The Communists had been spending thousands of dollars to tighten their hold on CIO, which controlled much of the seaborne traffic to Europe. They had elected about 65 percent of the delegates to the union convention by convincing, through use of propaganda, sailors at sea that these delegates ought be their representatives. Had the Government exposed the plot, then the sailors would have understood the problem and not so voted.

Samuel Grafton suggests that the Ernest Bevin remark, that the U.S. should spread U.S. gold over the world, had unwittingly furnished to the isolationist a perfect skillet for cooking his isolationist eggs. The person in question believed that the U.S. became involved in the war because of provocation of the Japanese, leading to Pearl Harbor. He suspected that President Truman might be faking the European crisis as part of his 1948 campaign strategy. He believed it wrong for the U.S. to furnish radioactive isotopes to other countries for medical research because it was tantamount to giving away pieces of the atomic secret.

So now the isolationist could come to the defense of Fort Knox against British piracy. The issue had become at once so facile that any isolationist could understand it.

Actually, Mr. Bevin was not being literal but was suggesting that the economies of Europe could not thrive as long as American currency was firm and British currency soft. If the U.S. bought more British goods, it would bolster the strength of the pound. A loan would also help. Redistribution of the gold reserve, as a last resort, might have some positive impact as well.

If Europe crumbled economically, the gold in the U.S. would become virtually worthless as there would be no place to spend it.

He finds it a shame that Mr. Bevin had done so much to encourage the lunkheads with his simplistic, concrete suggestion.

A letter responds to the September 6 letter of A. W. Black attacking the opinion expressed in the letter of the Jewish War Veterans, volunteering as troops for the U.N. to replace the British, whom they wanted evacuated from Palestine forthwith. This writer thinks that Mr. Black had wandered a bit from point when he stated that the homeland of the Jews in Palestine had been eliminated with Julius Severus.

The writer refers the reader to Mark Twain's Letters, quotes from same: "[The Jew] has made a marvelous fight in this world, in all ages, and has done it with his hands tied behind his back."

He thinks that the fact belied Mr.

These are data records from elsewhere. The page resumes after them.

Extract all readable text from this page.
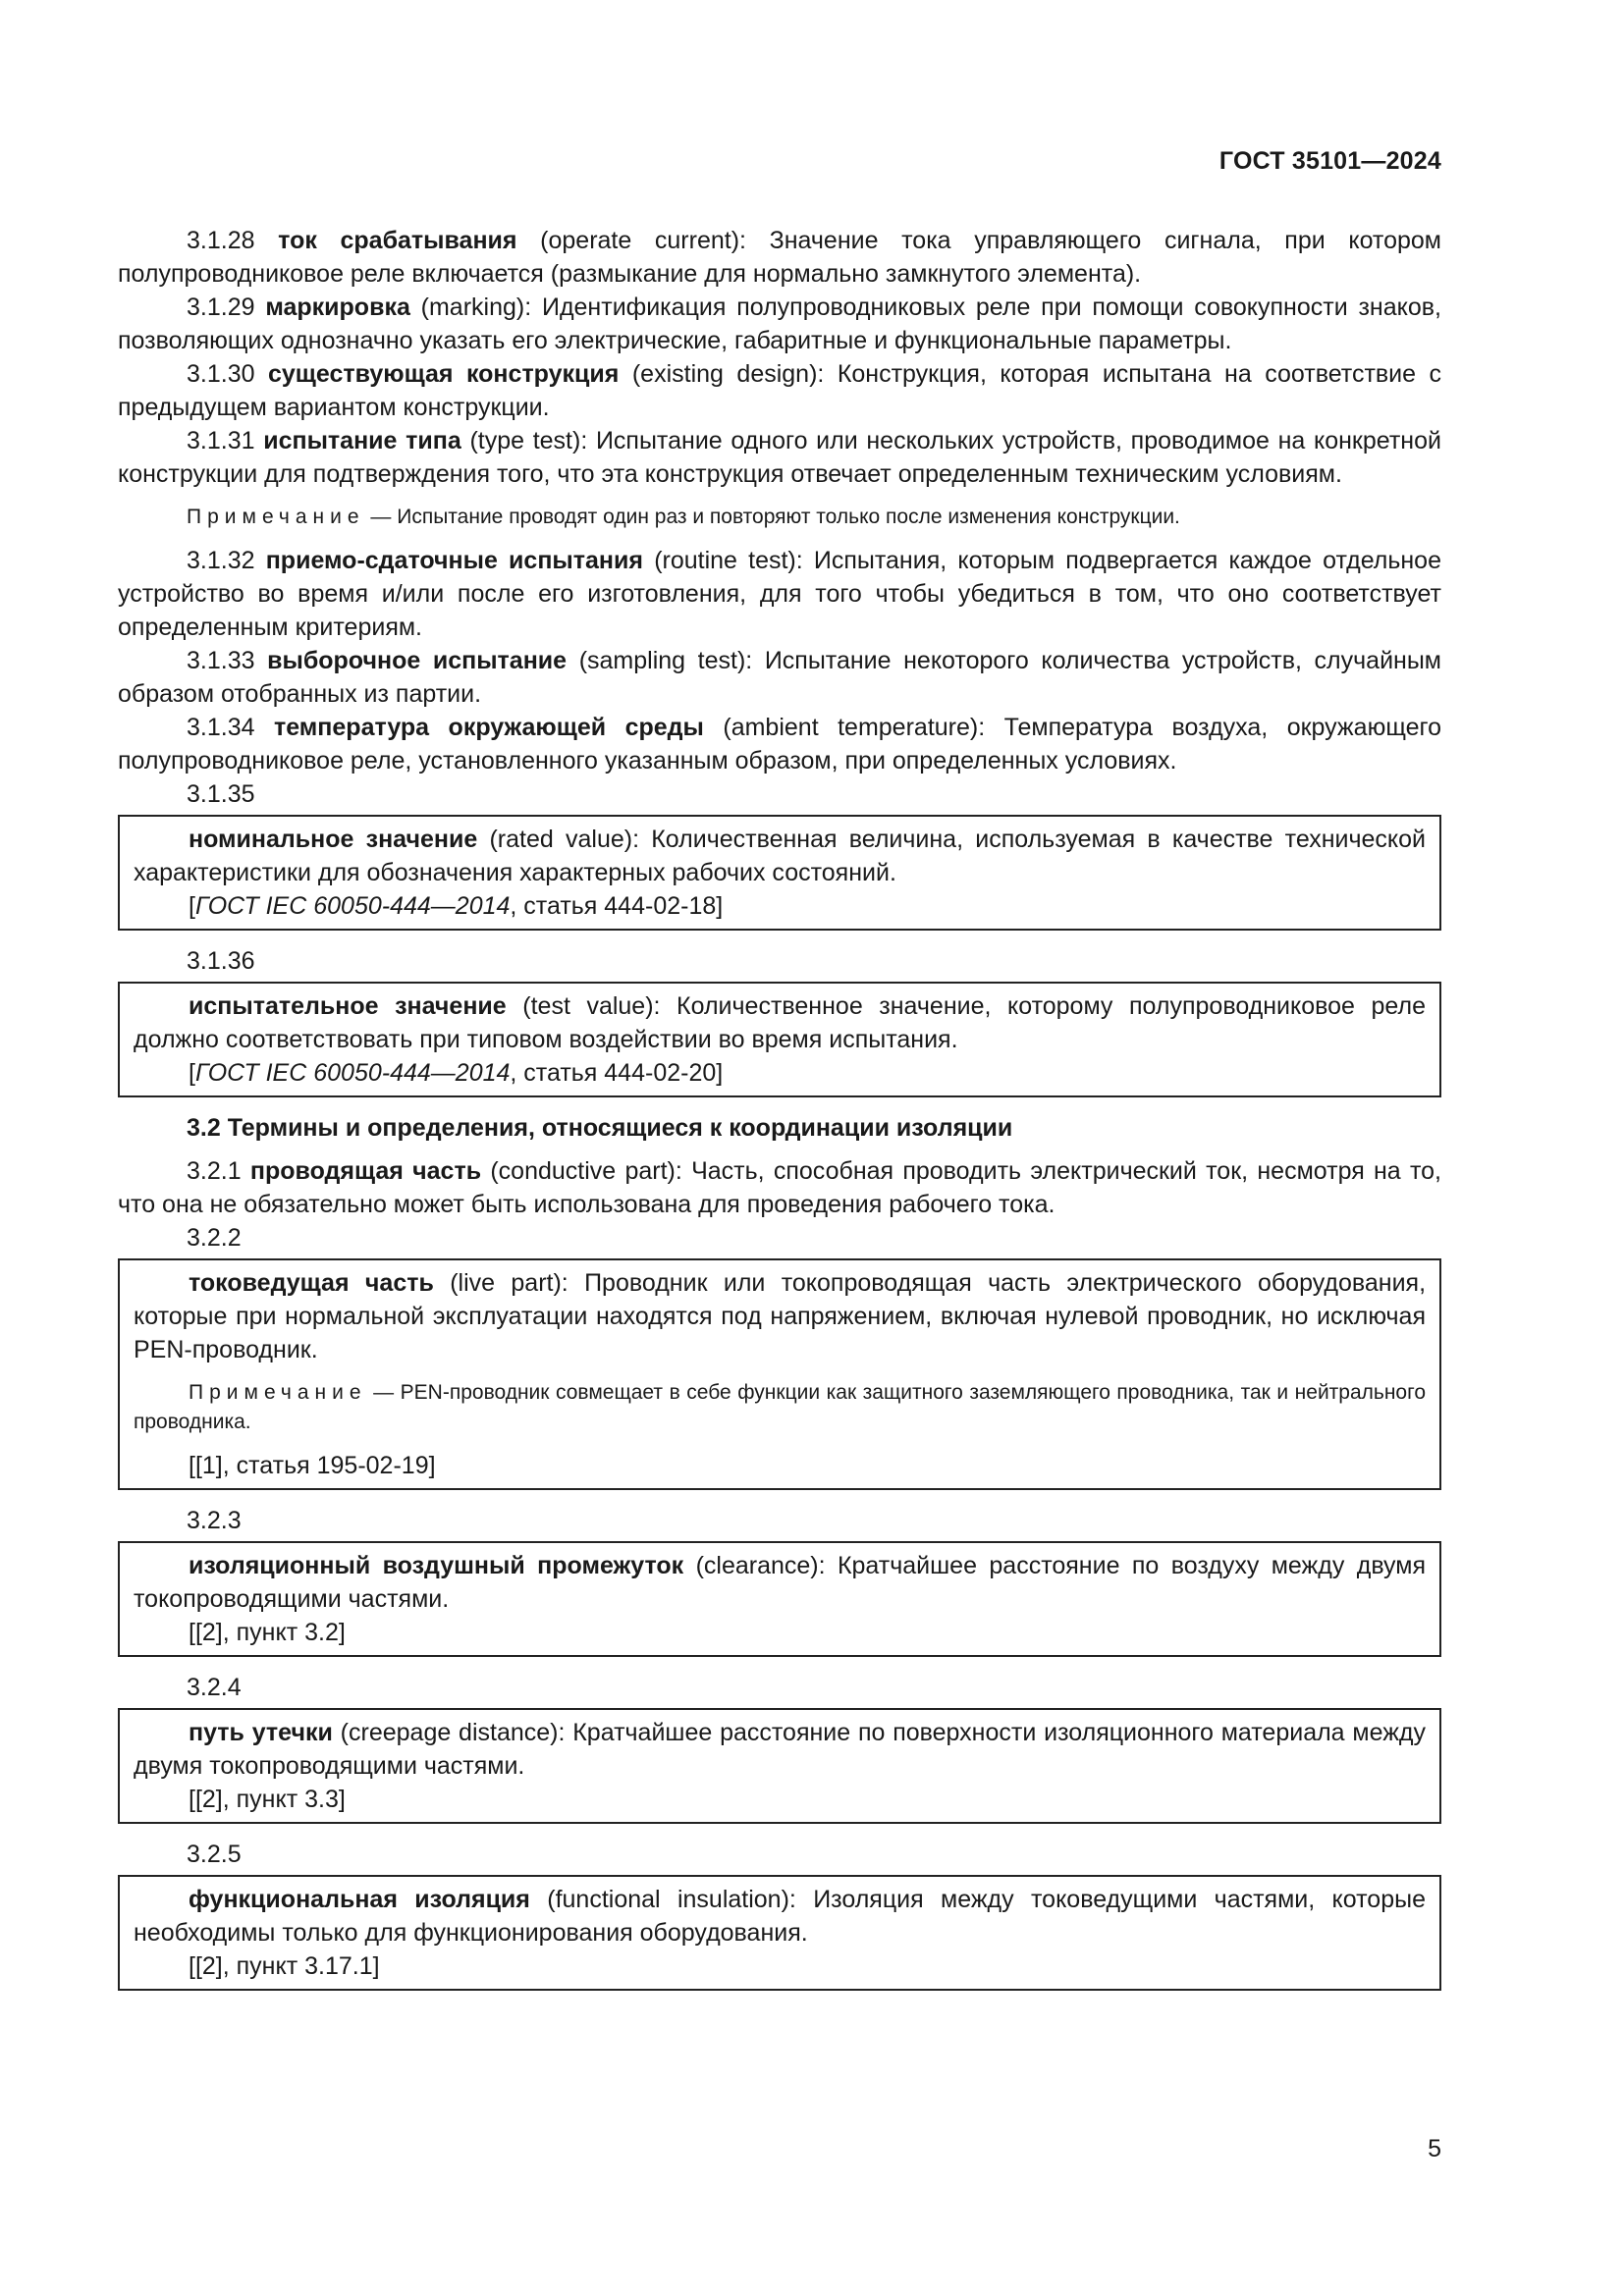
ГОСТ 35101—2024

3.1.28 ток срабатывания (operate current): Значение тока управляющего сигнала, при котором полупроводниковое реле включается (размыкание для нормально замкнутого элемента).

3.1.29 маркировка (marking): Идентификация полупроводниковых реле при помощи совокупности знаков, позволяющих однозначно указать его электрические, габаритные и функциональные параметры.

3.1.30 существующая конструкция (existing design): Конструкция, которая испытана на соответствие с предыдущем вариантом конструкции.

3.1.31 испытание типа (type test): Испытание одного или нескольких устройств, проводимое на конкретной конструкции для подтверждения того, что эта конструкция отвечает определенным техническим условиям.

Примечание — Испытание проводят один раз и повторяют только после изменения конструкции.

3.1.32 приемо-сдаточные испытания (routine test): Испытания, которым подвергается каждое отдельное устройство во время и/или после его изготовления, для того чтобы убедиться в том, что оно соответствует определенным критериям.

3.1.33 выборочное испытание (sampling test): Испытание некоторого количества устройств, случайным образом отобранных из партии.

3.1.34 температура окружающей среды (ambient temperature): Температура воздуха, окружающего полупроводниковое реле, установленного указанным образом, при определенных условиях.

3.1.35

номинальное значение (rated value): Количественная величина, используемая в качестве технической характеристики для обозначения характерных рабочих состояний.

[ГОСТ IEC 60050-444—2014, статья 444-02-18]

3.1.36

испытательное значение (test value): Количественное значение, которому полупроводниковое реле должно соответствовать при типовом воздействии во время испытания.

[ГОСТ IEC 60050-444—2014, статья 444-02-20]

3.2 Термины и определения, относящиеся к координации изоляции

3.2.1 проводящая часть (conductive part): Часть, способная проводить электрический ток, несмотря на то, что она не обязательно может быть использована для проведения рабочего тока.

3.2.2

токоведущая часть (live part): Проводник или токопроводящая часть электрического оборудования, которые при нормальной эксплуатации находятся под напряжением, включая нулевой проводник, но исключая PEN-проводник.

Примечание — PEN-проводник совмещает в себе функции как защитного заземляющего проводника, так и нейтрального проводника.

[[1], статья 195-02-19]

3.2.3

изоляционный воздушный промежуток (clearance): Кратчайшее расстояние по воздуху между двумя токопроводящими частями.

[[2], пункт 3.2]

3.2.4

путь утечки (creepage distance): Кратчайшее расстояние по поверхности изоляционного материала между двумя токопроводящими частями.

[[2], пункт 3.3]

3.2.5

функциональная изоляция (functional insulation): Изоляция между токоведущими частями, которые необходимы только для функционирования оборудования.

[[2], пункт 3.17.1]

5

Black's notion of Humpty Dumpty.

A letter from a Spanish-American War veteran takes exception to Mr. Bevin's urging that America put its gold into the stream of world commerce.

Another letter from Lagos, Nigeria, from a 19-year old captain of the Footballers, seeks a pen pal in Charlotte. He tells of many fruits in Nigeria, such as coconuts, oranges, and bananas. He likes games, and so the pen pal could send games to him, along with pictures.

As per the previous letters from Lagos residents, he provides his address, that you may write.

A quote from the Dallas Morning News: "It takes a good cook to make a man feel as stuffed as a Kansas City ballot box."

The Jackson Daily News thinks it beneficial were Mississippi shed of another 100,000 of its population, having already lost 102,000, black and white, from the exodus of labor during the war.

The Quitman Free Press in Georgia finds the expulsion of Reverend Joseph Rabun from his church, for openly denouncing the Talmadge "white supremacy" bill, making the Georgia primary all-white by transmogrifying the parties into private clubs and stripping the statute books of all primary regulations, to be suggestive of the modern church not liking any expression of opinion on events more recent than that occurring in Biblical times.